La famille et les amis de Marylène Lévesque ont lancé une campagne de sociofinancement sur la plateforme 1DG intitulée «À la mémoire de Marylène Lévesque».
La famille et les amis de Marylène Lévesque ont lancé une campagne de sociofinancement sur la plateforme 1DG intitulée «À la mémoire de Marylène Lévesque».

Meurtre de Marylène Lévesque: «On n’a rien pour l’enterrer»

Les proches de Marylène Lévesque, tuée mercredi dernier dans un hôtel de Sainte-Foy, se mobilisent pour financer ses funérailles.

Tard lundi soir, sa famille et ses amis ont lancé une campagne de sociofinancement sur la plateforme 1DG intitulée «À la mémoire de Marylène Lévesque». Tous les fonds serviront à payer les funérailles et, s’il y a un surplus, il sera remis à l’Association des familles de personnes assassinées ou disparues (AFPAD).

«On n’a pas le choix. On n’a rien pour l’enterrer», dit Max Lance, un ami de Marylène Lévesque et un des initiateurs de la campagne avec l’amoureux de la défunte, Gabriel Truchon, et ses amies Arianne Garneau et Mia Gravel.

«Il y a plein de monde qui, même s’ils ne la connaissent pas, voudraient lui dire adieu. On ne veut pas juste louer un local miteux avec une chandelle à côté de sa photo. On ne peut pas faire ça», ajoute M. Lance.

Des membres de la famille et des amis de la défunte ont offert de payer une partie des funérailles, mais les sommes rassemblées jusqu’ici sont loin d’être suffisantes.

«Comme les indemnités d’assurance-vie ne sont pas suffisantes, il en revient à nous, membres de la famille et ami[es], de débourser pour les frais. Comme c’est insuffisant, nous demandons l’aide de la population afin de lui offrir un hommage digne de sa personne», peut-on lire sur le site de la campagne.

Les coûts pourraient être d’autant plus importants qu’il est possible que deux cérémonies funéraires soient tenues : une au Saguenay, où vit la famille de Marylène Lévesque, et une à Québec, où habitent bon nombre de ses amis, indique M. Lance.

Remboursement de l’IVAC?

Au Québec, le prix moyen des funérailles s’élève à 6363 $, selon la plus récente compilation de la Fédération des coopératives funéraires du Québec (2017). 

Les proches qui paieront les frais funéraires de Marylène Lévesque pourraient aussi compter sur une aide du gouvernement du Québec. Celui-ci verse une prestation de décès de 2500 $ à une personne décédée si elle a suffisamment cotisé au Régime de rentes du Québec.

Le programme gouvernemental d’indemnisation des victimes d’actes criminels (IVAC) pourrait aussi acquitter les frais funéraires de Marylène Lévesque jusqu’à concurrence de 5000 $.

Mais l’IVAC pourrait refuser ce remboursement en vertu d’un article de loi qui ne l’accorde pas si «la victime a, par sa faute lourde, contribué à ses blessures ou à sa mort», remarque le sénateur Pierre-Hugues Boisvenu, qui a fondé l’APFAD en 2002.

«Pas criminel»

Or, «ce que Marylène pratiquait comme activité, ce n’est pas criminel», dit M. Boisvenu. Depuis l’adoption de la loi C-36, en 2014, les personnes qui offrent leurs propres services sexuels moyennant rétribution bénéficient d’une immunité en matière de poursuites, fait valoir le sénateur. C’est plutôt l’achat de services sexuels qui est criminel.

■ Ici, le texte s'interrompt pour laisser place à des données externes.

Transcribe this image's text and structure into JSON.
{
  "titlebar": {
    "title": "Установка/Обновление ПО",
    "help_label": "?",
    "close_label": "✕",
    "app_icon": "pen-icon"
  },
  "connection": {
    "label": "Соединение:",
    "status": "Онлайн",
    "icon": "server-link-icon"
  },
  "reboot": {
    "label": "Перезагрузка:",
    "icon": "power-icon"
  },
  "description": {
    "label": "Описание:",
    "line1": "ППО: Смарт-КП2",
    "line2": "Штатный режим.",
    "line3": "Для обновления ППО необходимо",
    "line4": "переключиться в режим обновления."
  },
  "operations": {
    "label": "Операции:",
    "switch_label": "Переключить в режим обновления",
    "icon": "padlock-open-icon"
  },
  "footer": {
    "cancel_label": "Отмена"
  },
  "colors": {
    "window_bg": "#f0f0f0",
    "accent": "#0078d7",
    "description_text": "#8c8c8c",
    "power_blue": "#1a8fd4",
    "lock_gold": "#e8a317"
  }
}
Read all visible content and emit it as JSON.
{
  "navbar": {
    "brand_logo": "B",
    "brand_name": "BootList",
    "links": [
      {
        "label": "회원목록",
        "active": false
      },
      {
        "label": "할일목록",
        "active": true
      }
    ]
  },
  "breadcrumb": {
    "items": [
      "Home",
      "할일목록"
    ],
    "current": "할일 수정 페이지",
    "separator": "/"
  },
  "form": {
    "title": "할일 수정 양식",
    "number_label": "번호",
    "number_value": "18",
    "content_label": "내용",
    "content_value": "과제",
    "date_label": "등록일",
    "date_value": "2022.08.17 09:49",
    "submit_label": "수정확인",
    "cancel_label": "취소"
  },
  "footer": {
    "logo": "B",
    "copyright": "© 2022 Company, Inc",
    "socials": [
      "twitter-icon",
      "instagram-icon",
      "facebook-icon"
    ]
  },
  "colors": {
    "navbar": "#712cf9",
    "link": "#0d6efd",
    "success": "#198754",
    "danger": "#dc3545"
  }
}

Pierre-Hugues Boisvenu, qui est en contact quotidien avec des proches de Marylène Lévesque, va aussi surveiller attentivement les conclusions du groupe d’enquêteurs du Service correctionnel du Canada qui tentera de faire la lumière sur les circonstances du meurtre de la jeune femme par un assassin qui avait obtenu une semi-liberté et avait le droit de rencontrer des femmes «seulement afin de répondre à [ses] besoins sexuels».

«Si l’enquête démontre une faute grave, le ministre [fédéral de la Sécurité publique, Bill Blair] aura la responsabilité d’indemniser la famille», dit M. Boisvenu.

Ces sommes restent néanmoins hypothétiques et les proches de Marylène Lévesque doivent organiser les funérailles entre-temps. Mardi après-midi, plus de 120 personnes avaient contribué à la campagne de sociofinancement, qui avait déjà permis de récolter plus de 4850 $.